My broad beans are flowering and beginning to form small bean pods lower down on the plants. I spent a few minutes yesterday pinching out the tops. Pinching out broad bean tops helps to avoid an infestation of black bean aphid, it also encourages the plants to direct their energy into forming nice big pods of beans rather than putting on more top growth. It’s easy to do, just pinch the very tops off with your thumb and forefinger once the lower pods are approx 3in long. If you see clusters of black dot like creatures, often with a sticky substance covering them, this is black bean aphid. Pinch the tops off as normal to try to bring the problem under control.

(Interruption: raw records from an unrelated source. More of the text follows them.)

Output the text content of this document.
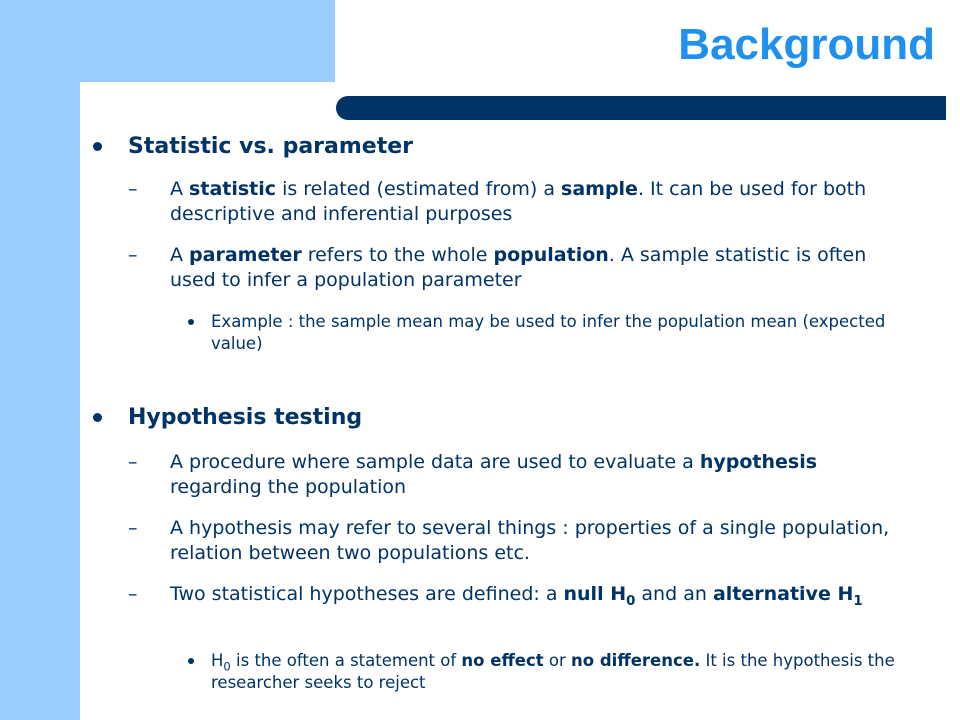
Background
Statistic vs. parameter
– A statistic is related (estimated from) a sample. It can be used for both descriptive and inferential purposes
– A parameter refers to the whole population. A sample statistic is often used to infer a population parameter
Example : the sample mean may be used to infer the population mean (expected value)
Hypothesis testing
– A procedure where sample data are used to evaluate a hypothesis regarding the population
– A hypothesis may refer to several things : properties of a single population, relation between two populations etc.
– Two statistical hypotheses are defined: a null $H_0$ and an alternative $H_1$
$H_0$ is the often a statement of no effect or no difference. It is the hypothesis the researcher seeks to reject
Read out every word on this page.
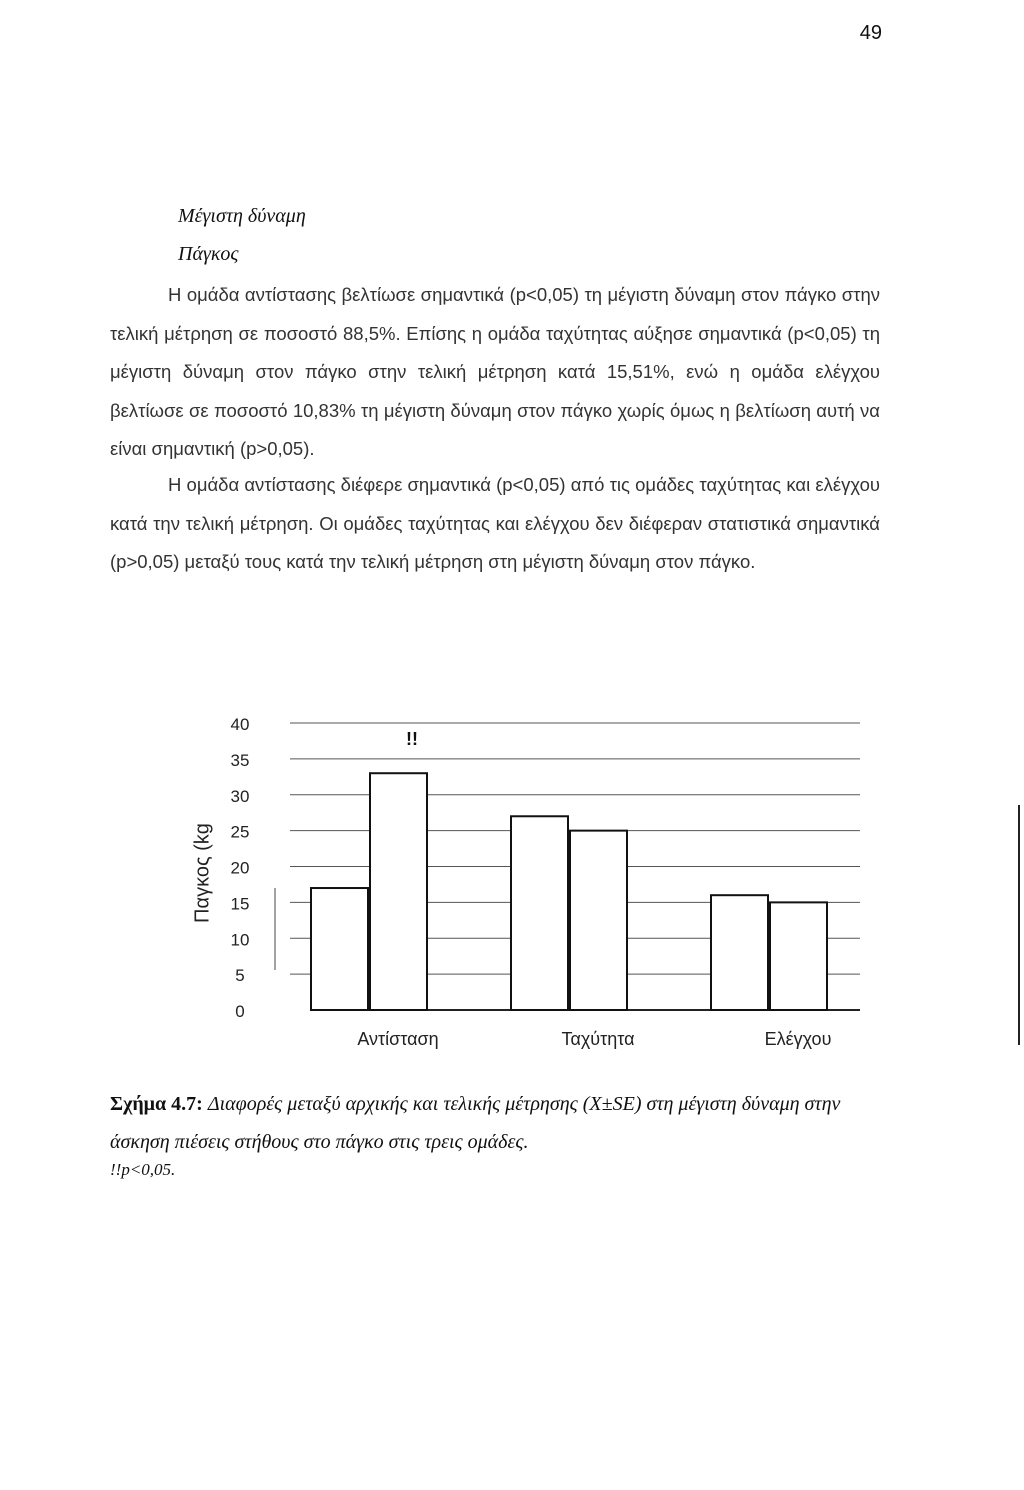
49
Μέγιστη δύναμη
Πάγκος

Η ομάδα αντίστασης βελτίωσε σημαντικά (p<0,05) τη μέγιστη δύναμη στον πάγκο στην τελική μέτρηση σε ποσοστό 88,5%. Επίσης η ομάδα ταχύτητας αύξησε σημαντικά (p<0,05) τη μέγιστη δύναμη στον πάγκο στην τελική μέτρηση κατά 15,51%, ενώ η ομάδα ελέγχου βελτίωσε σε ποσοστό 10,83% τη μέγιστη δύναμη στον πάγκο χωρίς όμως η βελτίωση αυτή να είναι σημαντική (p>0,05).

Η ομάδα αντίστασης διέφερε σημαντικά (p<0,05) από τις ομάδες ταχύτητας και ελέγχου κατά την τελική μέτρηση. Οι ομάδες ταχύτητας και ελέγχου δεν διέφεραν στατιστικά σημαντικά (p>0,05) μεταξύ τους κατά την τελική μέτρηση στη μέγιστη δύναμη στον πάγκο.

Παγκος (kg
0
5
10
15
20
25
30
35
40
Αντίσταση	Ταχύτητα	Ελέγχου
!!
Σχήμα 4.7: Διαφορές μεταξύ αρχικής και τελικής μέτρησης (X±SE) στη μέγιστη δύναμη στην άσκηση πιέσεις στήθους στο πάγκο στις τρεις ομάδες.
!!p<0,05.
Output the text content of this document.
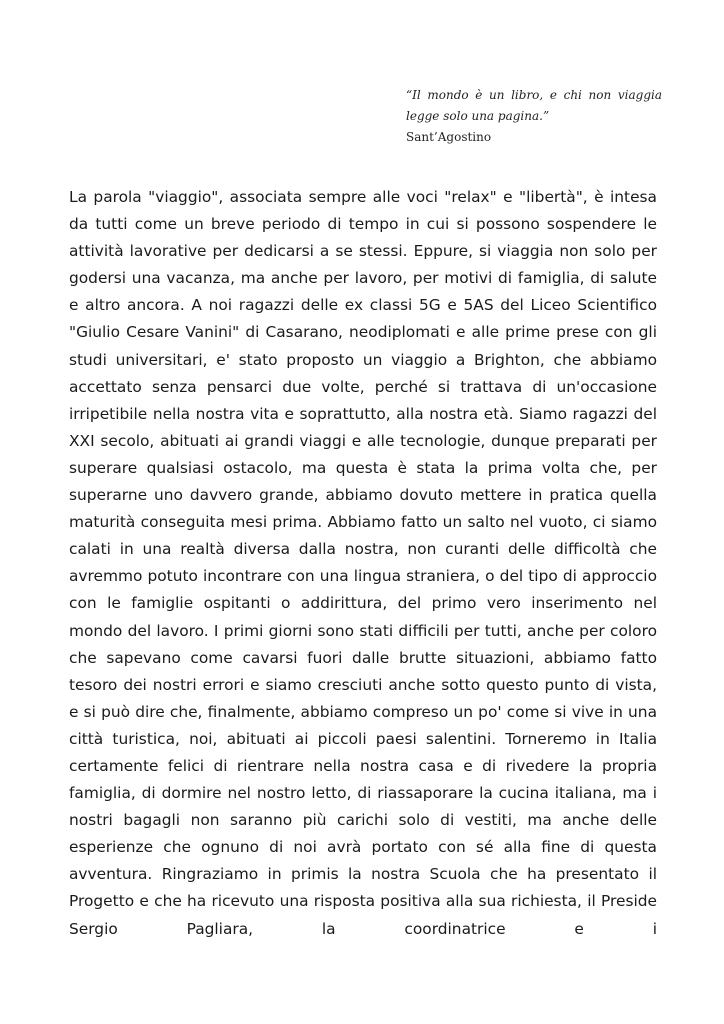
“Il mondo è un libro, e chi non viaggia legge solo una pagina.”
Sant’Agostino

La parola "viaggio", associata sempre alle voci "relax" e "libertà", è intesa da tutti come un breve periodo di tempo in cui si possono sospendere le attività lavorative per dedicarsi a se stessi. Eppure, si viaggia non solo per godersi una vacanza, ma anche per lavoro, per motivi di famiglia, di salute e altro ancora. A noi ragazzi delle ex classi 5G e 5AS del Liceo Scientifico "Giulio Cesare Vanini" di Casarano, neodiplomati e alle prime prese con gli studi universitari, e' stato proposto un viaggio a Brighton, che abbiamo accettato senza pensarci due volte, perché si trattava di un'occasione irripetibile nella nostra vita e soprattutto, alla nostra età. Siamo ragazzi del XXI secolo, abituati ai grandi viaggi e alle tecnologie, dunque preparati per superare qualsiasi ostacolo, ma questa è stata la prima volta che, per superarne uno davvero grande, abbiamo dovuto mettere in pratica quella maturità conseguita mesi prima. Abbiamo fatto un salto nel vuoto, ci siamo calati in una realtà diversa dalla nostra, non curanti delle difficoltà che avremmo potuto incontrare con una lingua straniera, o del tipo di approccio con le famiglie ospitanti o addirittura, del primo vero inserimento nel mondo del lavoro. I primi giorni sono stati difficili per tutti, anche per coloro che sapevano come cavarsi fuori dalle brutte situazioni, abbiamo fatto tesoro dei nostri errori e siamo cresciuti anche sotto questo punto di vista, e si può dire che, finalmente, abbiamo compreso un po' come si vive in una città turistica, noi, abituati ai piccoli paesi salentini. Torneremo in Italia certamente felici di rientrare nella nostra casa e di rivedere la propria famiglia, di dormire nel nostro letto, di riassaporare la cucina italiana, ma i nostri bagagli non saranno più carichi solo di vestiti, ma anche delle esperienze che ognuno di noi avrà portato con sé alla fine di questa avventura. Ringraziamo in primis la nostra Scuola che ha presentato il Progetto e che ha ricevuto una risposta positiva alla sua richiesta, il Preside Sergio Pagliara, la coordinatrice e i
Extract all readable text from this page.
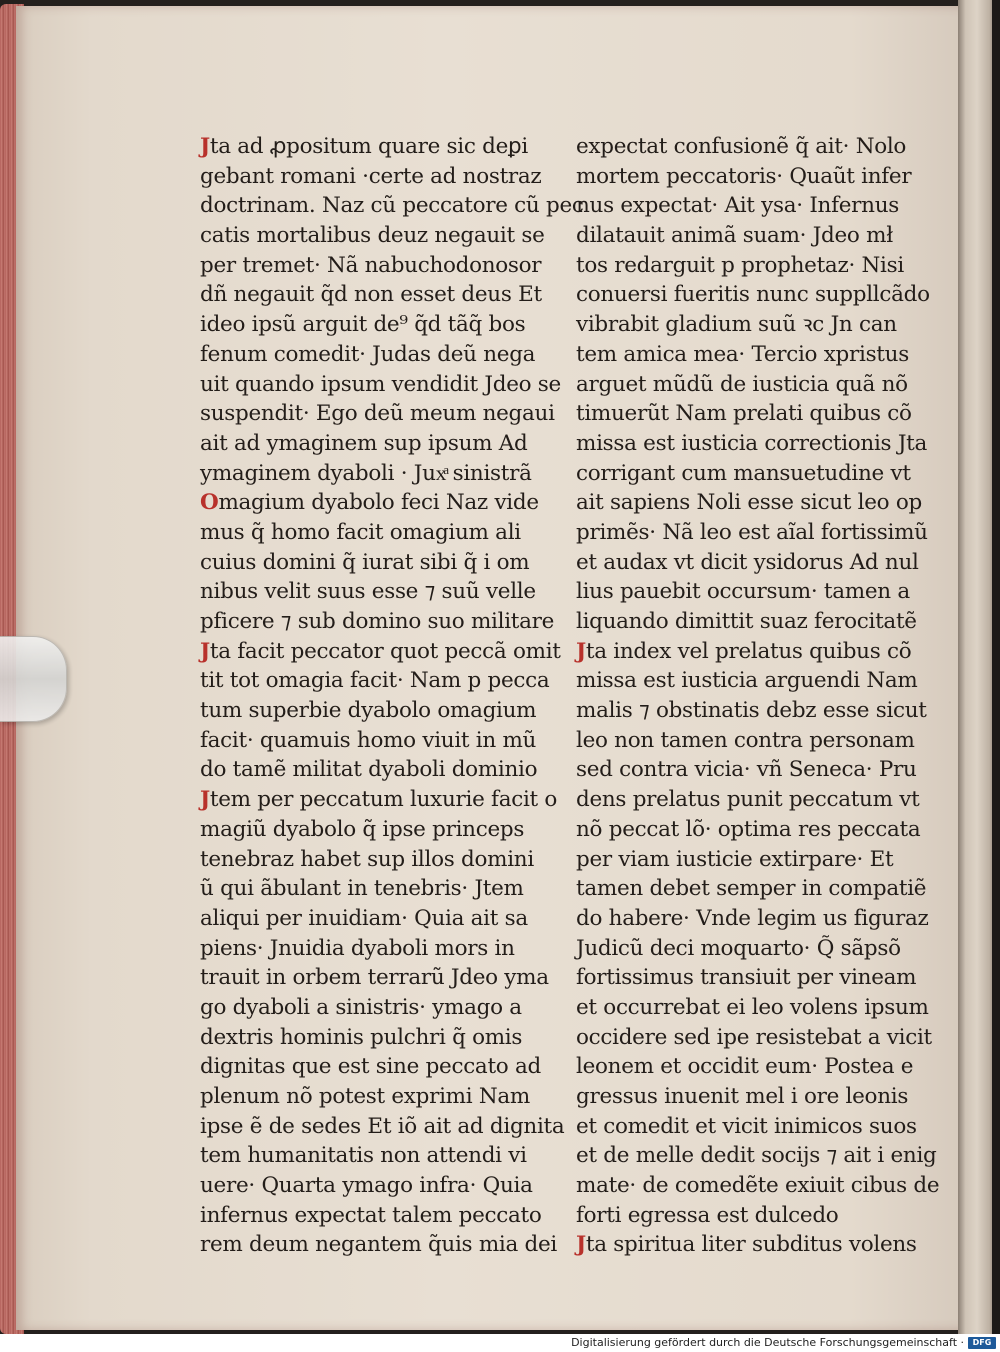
Jta ad ꝓpositum quare sic deꝑi
gebant romani ·certe ad nostraz
doctrinam. Naz cũ peccatore cũ pec
catis mortalibus deuz negauit se
per tremet· Nã nabuchodonosor
dñ negauit q̃d non esset deus Et
ideo ipsũ arguit de⁹ q̃d tãq̃ bos
fenum comedit· Judas deũ nega
uit quando ipsum vendidit Jdeo se
suspendit· Ego deũ meum negaui
ait ad ymaginem sup ipsum Ad
ymaginem dyaboli · Juxͣ sinistrã
Omagium dyabolo feci Naz vide
mus q̃ homo facit omagium ali
cuius domini q̃ iurat sibi q̃ i om
nibus velit suus esse ⁊ suũ velle
pficere ⁊ sub domino suo militare
Jta facit peccator quot peccã omit
tit tot omagia facit· Nam p pecca
tum superbie dyabolo omagium
facit· quamuis homo viuit in mũ
do tamẽ militat dyaboli dominio
Jtem per peccatum luxurie facit o
magiũ dyabolo q̃ ipse princeps
tenebraz habet sup illos domini
ũ qui ãbulant in tenebris· Jtem
aliqui per inuidiam· Quia ait sa
piens· Jnuidia dyaboli mors in
trauit in orbem terrarũ Jdeo yma
go dyaboli a sinistris· ymago a
dextris hominis pulchri q̃ omis
dignitas que est sine peccato ad
plenum nõ potest exprimi Nam
ipse ẽ de sedes Et iõ ait ad dignita
tem humanitatis non attendi vi
uere· Quarta ymago infra· Quia
infernus expectat talem peccato
rem deum negantem q̃uis mia dei
expectat confusionẽ q̃ ait· Nolo
mortem peccatoris· Quaũt infer
nus expectat· Ait ysa· Infernus
dilatauit animã suam· Jdeo mł
tos redarguit p prophetaz· Nisi
conuersi fueritis nunc suppllcãdo
vibrabit gladium suũ ꝛc Jn can
tem amica mea· Tercio xpristus
arguet mũdũ de iusticia quã nõ
timuerũt Nam prelati quibus cõ
missa est iusticia correctionis Jta
corrigant cum mansuetudine vt
ait sapiens Noli esse sicut leo op
primẽs· Nã leo est aĩal fortissimũ
et audax vt dicit ysidorus Ad nul
lius pauebit occursum· tamen a
liquando dimittit suaz ferocitatẽ
Jta index vel prelatus quibus cõ
missa est iusticia arguendi Nam
malis ⁊ obstinatis debz esse sicut
leo non tamen contra personam
sed contra vicia· vñ Seneca· Pru
dens prelatus punit peccatum vt
nõ peccat lõ· optima res peccata
per viam iusticie extirpare· Et
tamen debet semper in compatiẽ
do habere· Vnde legim us figuraz
Judicũ deci moquarto· Q̃ sãpsõ
fortissimus transiuit per vineam
et occurrebat ei leo volens ipsum
occidere sed ipe resistebat a vicit
leonem et occidit eum· Postea e
gressus inuenit mel i ore leonis
et comedit et vicit inimicos suos
et de melle dedit socijs ⁊ ait i enig
mate· de comedẽte exiuit cibus de
forti egressa est dulcedo
Jta spiritua liter subditus volens
Digitalisierung gefördert durch die Deutsche Forschungsgemeinschaft ·	DFG
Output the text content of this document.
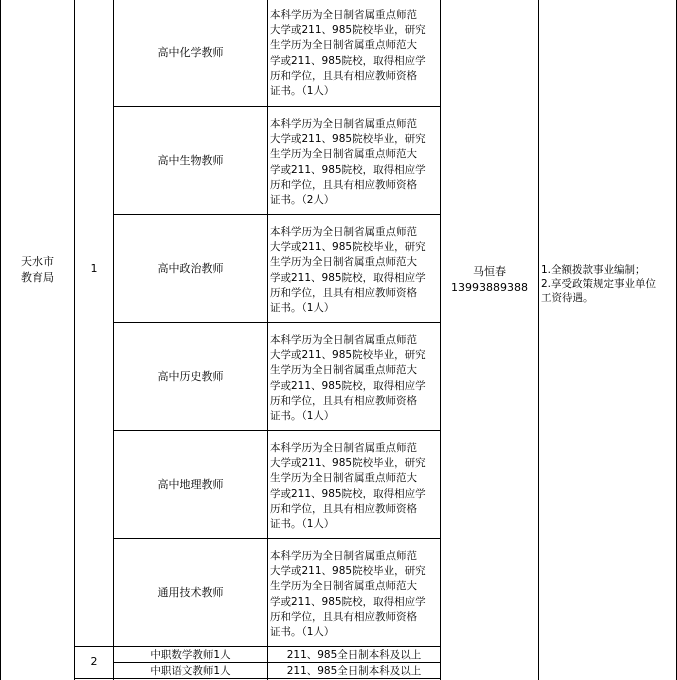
天水市
教育局
1
2
高中化学教师
高中生物教师
高中政治教师
高中历史教师
高中地理教师
通用技术教师
本科学历为全日制省属重点师范
大学或211、985院校毕业，研究
生学历为全日制省属重点师范大
学或211、985院校，取得相应学
历和学位，且具有相应教师资格
证书。（1人）
本科学历为全日制省属重点师范
大学或211、985院校毕业，研究
生学历为全日制省属重点师范大
学或211、985院校，取得相应学
历和学位，且具有相应教师资格
证书。（2人）
本科学历为全日制省属重点师范
大学或211、985院校毕业，研究
生学历为全日制省属重点师范大
学或211、985院校，取得相应学
历和学位，且具有相应教师资格
证书。（1人）
本科学历为全日制省属重点师范
大学或211、985院校毕业，研究
生学历为全日制省属重点师范大
学或211、985院校，取得相应学
历和学位，且具有相应教师资格
证书。（1人）
本科学历为全日制省属重点师范
大学或211、985院校毕业，研究
生学历为全日制省属重点师范大
学或211、985院校，取得相应学
历和学位，且具有相应教师资格
证书。（1人）
本科学历为全日制省属重点师范
大学或211、985院校毕业，研究
生学历为全日制省属重点师范大
学或211、985院校，取得相应学
历和学位，且具有相应教师资格
证书。（1人）
中职数学教师1人	211、985全日制本科及以上
中职语文教师1人	211、985全日制本科及以上
马恒春
13993889388
1.全额拨款事业编制；
2.享受政策规定事业单位
工资待遇。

If you’re a wildlife nerd like me, you might be interested in another way of knowing if your broad beans have black bean aphid infestation – keep an eye out for black ants on the plants. When feeding, black bean aphid secrete a sticky, sugary substance called honeydew. Ants ‘farm’ the aphids, milking the honeydew produced by the aphids as well as moving them to the fresh new growth. Apparently the sweetest honeydew is produced by aphids eating the youngest, freshest leaves – that’s probably why broad bean tops tend to get infested so easily.
Once you have pinched off your broad bean tops don’t throw them on the compost heap, try eating them instead. They can be cooked like spinach or add to a stir fry – just make sure they’re not infested with black bean aphid first!